After the Flink Cluster has been started, you can execute the fluss-flink-tiering-0.7.0.jar by using the following command to start datalake tiering service:

<FLINK_HOME>/bin/flink run /path/to/fluss-flink-tiering-0.7.0.jar \
--fluss.bootstrap.servers localhost:9123 \
--datalake.format paimon \
--datalake.paimon.metastore filesystem \
--datalake.paimon.warehouse /tmp/paimon

Note:

  • The fluss.bootstrap.servers should be the bootstrap server address of your Fluss cluster. You must configure all options with the datalake. prefix in the server.yaml file to run the tiering service. In this case, these parameters are --datalake.format, --datalake.paimon.metastore, and --datalake.paimon.warehouse.
  • The Flink tiering service is stateless, and you can run multiple tiering services simultaneously to tier tables in Fluss. These tiering services are coordinated by the Fluss cluster to ensure exactly-once semantics when tiering data to the lake storage. This means you can freely scale the service up or down according to your workload.
  • This follows the standard practice for submitting jobs to Flink, where you can use the -D parameter to specify Flink-related configurations. For example, if you want to set the tiering service job name to My Fluss Tiering Service1 and use 3 as the job parallelism, you can use the following command:
<FLINK_HOME>/bin/flink run \
-Dpipeline.name="My Fluss Tiering Service1" \
-Dparallelism.default=3 \
/path/to/fluss-flink-tiering-0.7.0.jar \
--fluss.bootstrap.servers localhost:9123 \
--datalake.format paimon \
--datalake.paimon.metastore filesystem \
--datalake.paimon.warehouse /tmp/paimon

Enable Lakehouse Storage Per Table

To enable lakehouse storage for a table, the table must be created with the option 'table.datalake.enabled' = 'true'.

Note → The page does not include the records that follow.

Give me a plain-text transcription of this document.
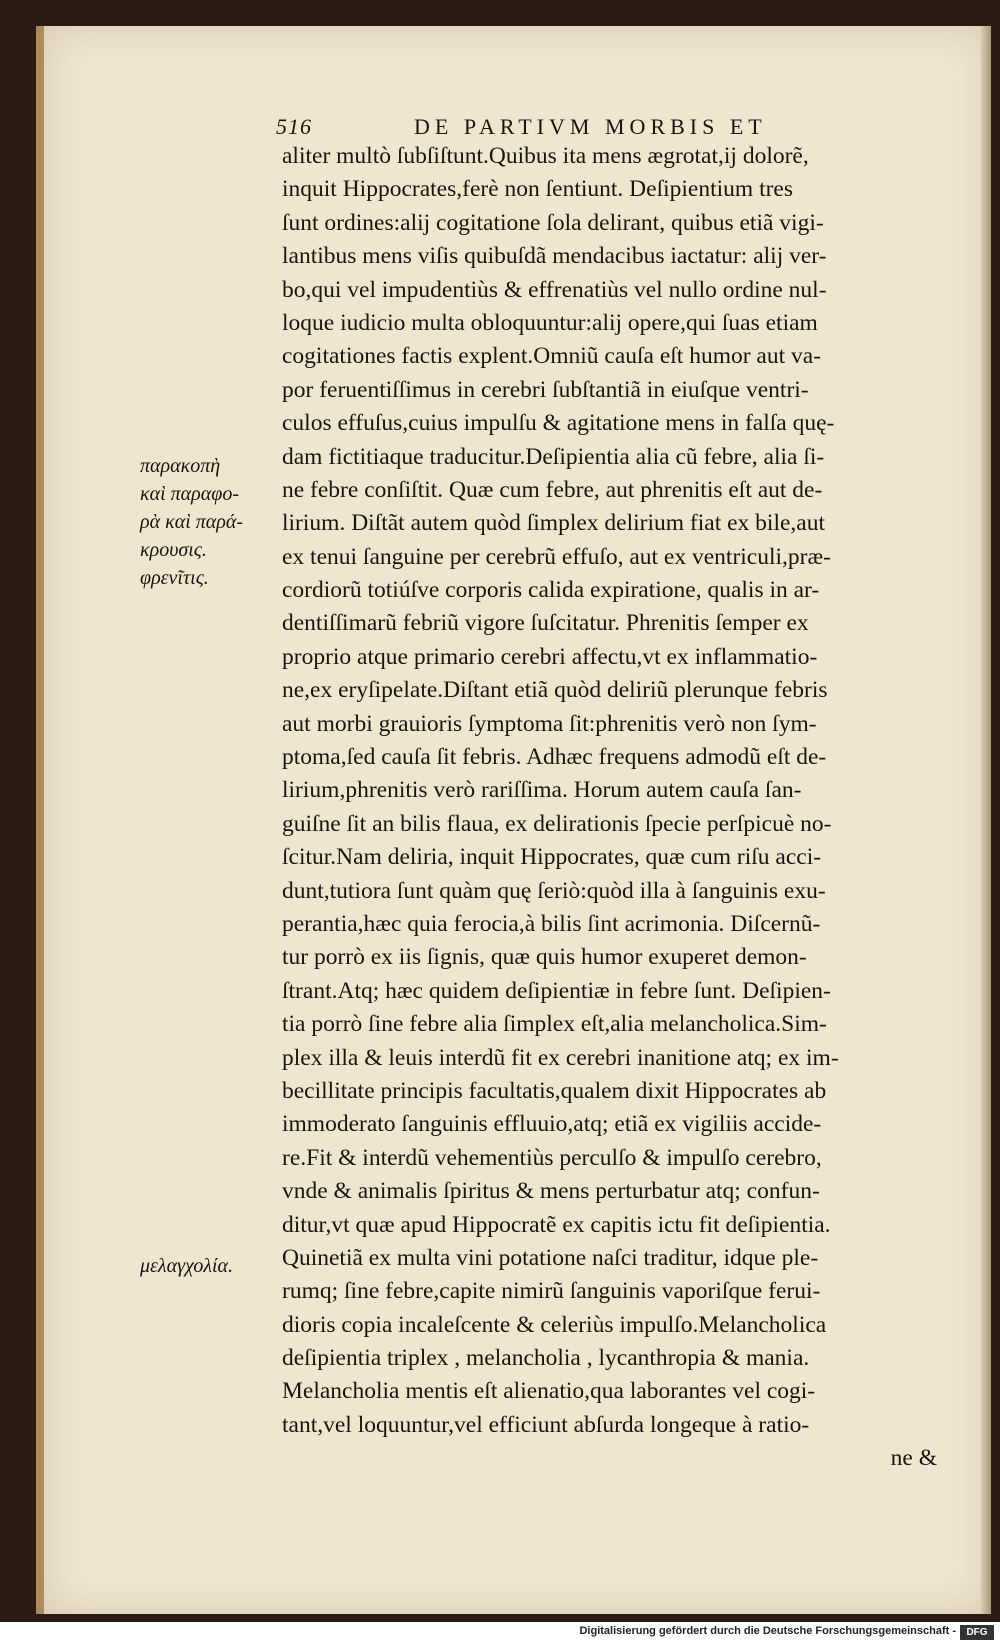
516	DE PARTIVM MORBIS ET
παρακοπὴ
καὶ παραφο-
ρὰ καὶ παρά-
κρουσις.
φρενῖτις.
μελαγχολία.
aliter multò ſubſiſtunt.Quibus ita mens ægrotat,ij dolorẽ,
inquit Hippocrates,ferè non ſentiunt. Deſipientium tres
ſunt ordines:alij cogitatione ſola delirant, quibus etiã vigi-
lantibus mens viſis quibuſdã mendacibus iactatur: alij ver-
bo,qui vel impudentiùs & effrenatiùs vel nullo ordine nul-
loque iudicio multa obloquuntur:alij opere,qui ſuas etiam
cogitationes factis explent.Omniũ cauſa eſt humor aut va-
por feruentiſſimus in cerebri ſubſtantiã in eiuſque ventri-
culos effuſus,cuius impulſu & agitatione mens in falſa quę-
dam fictitiaque traducitur.Deſipientia alia cũ febre, alia ſi-
ne febre conſiſtit. Quæ cum febre, aut phrenitis eſt aut de-
lirium. Diſtãt autem quòd ſimplex delirium fiat ex bile,aut
ex tenui ſanguine per cerebrũ effuſo, aut ex ventriculi,præ-
cordiorũ totiúſve corporis calida expiratione, qualis in ar-
dentiſſimarũ febriũ vigore ſuſcitatur. Phrenitis ſemper ex
proprio atque primario cerebri affectu,vt ex inflammatio-
ne,ex eryſipelate.Diſtant etiã quòd deliriũ plerunque febris
aut morbi grauioris ſymptoma ſit:phrenitis verò non ſym-
ptoma,ſed cauſa ſit febris. Adhæc frequens admodũ eſt de-
lirium,phrenitis verò rariſſima. Horum autem cauſa ſan-
guiſne ſit an bilis flaua, ex delirationis ſpecie perſpicuè no-
ſcitur.Nam deliria, inquit Hippocrates, quæ cum riſu acci-
dunt,tutiora ſunt quàm quę ſeriò:quòd illa à ſanguinis exu-
perantia,hæc quia ferocia,à bilis ſint acrimonia. Diſcernũ-
tur porrò ex iis ſignis, quæ quis humor exuperet demon-
ſtrant.Atq; hæc quidem deſipientiæ in febre ſunt. Deſipien-
tia porrò ſine febre alia ſimplex eſt,alia melancholica.Sim-
plex illa & leuis interdũ fit ex cerebri inanitione atq; ex im-
becillitate principis facultatis,qualem dixit Hippocrates ab
immoderato ſanguinis effluuio,atq; etiã ex vigiliis accide-
re.Fit & interdũ vehementiùs perculſo & impulſo cerebro,
vnde & animalis ſpiritus & mens perturbatur atq; confun-
ditur,vt quæ apud Hippocratẽ ex capitis ictu fit deſipientia.
Quinetiã ex multa vini potatione naſci traditur, idque ple-
rumq; ſine febre,capite nimirũ ſanguinis vaporiſque ferui-
dioris copia incaleſcente & celeriùs impulſo.Melancholica
deſipientia triplex , melancholia , lycanthropia & mania.
Melancholia mentis eſt alienatio,qua laborantes vel cogi-
tant,vel loquuntur,vel efficiunt abſurda longeque à ratio-
ne &
Digitalisierung gefördert durch die Deutsche Forschungsgemeinschaft -	DFG
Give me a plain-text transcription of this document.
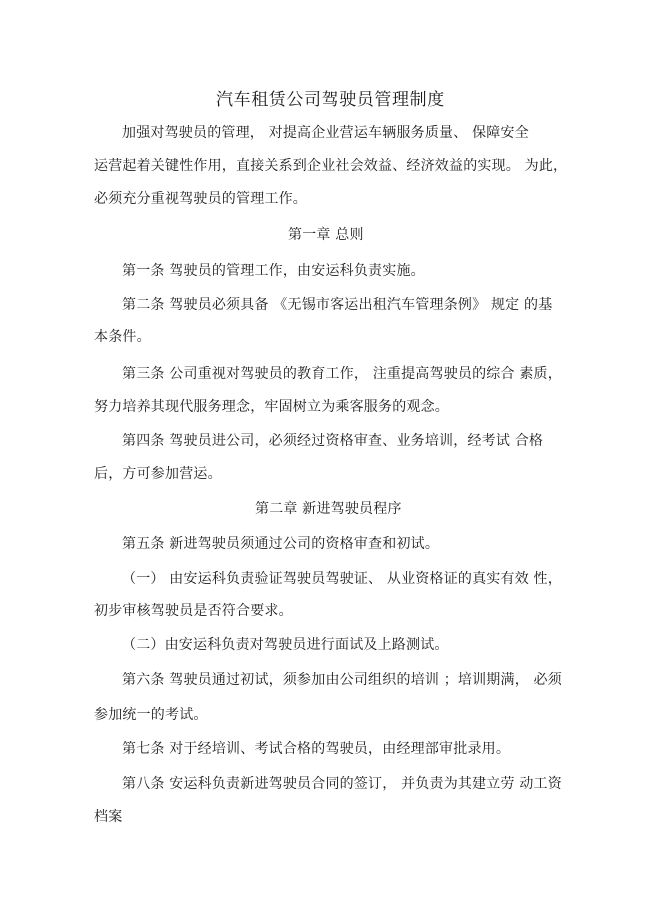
汽车租赁公司驾驶员管理制度
加强对驾驶员的管理， 对提高企业营运车辆服务质量、 保障安全
运营起着关键性作用，直接关系到企业社会效益、经济效益的实现。 为此，
必须充分重视驾驶员的管理工作。
第一章 总则
第一条 驾驶员的管理工作，由安运科负责实施。
第二条 驾驶员必须具备 《无锡市客运出租汽车管理条例》 规定 的基
本条件。
第三条 公司重视对驾驶员的教育工作， 注重提高驾驶员的综合 素质，
努力培养其现代服务理念，牢固树立为乘客服务的观念。
第四条 驾驶员进公司，必须经过资格审查、业务培训，经考试 合格
后，方可参加营运。
第二章 新进驾驶员程序
第五条 新进驾驶员须通过公司的资格审查和初试。
（一） 由安运科负责验证驾驶员驾驶证、 从业资格证的真实有效 性，
初步审核驾驶员是否符合要求。
（二）由安运科负责对驾驶员进行面试及上路测试。
第六条 驾驶员通过初试，须参加由公司组织的培训 ；培训期满， 必须
参加统一的考试。
第七条 对于经培训、考试合格的驾驶员，由经理部审批录用。
第八条 安运科负责新进驾驶员合同的签订， 并负责为其建立劳 动工资
档案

Another option table.datalake.freshness, allows per-table configuration of data freshness in the datalake. It defines the maximum amount of time that the datalake table's content should lag behind updates to the Fluss table. Based on this target freshness, the Fluss tiering service automatically moves data from the Fluss table and updates to the datalake table, so that the data in the datalake table is kept up to date within this target. The default is 3min, if the data does not need to be as fresh, you can specify a longer target freshness time to reduce costs.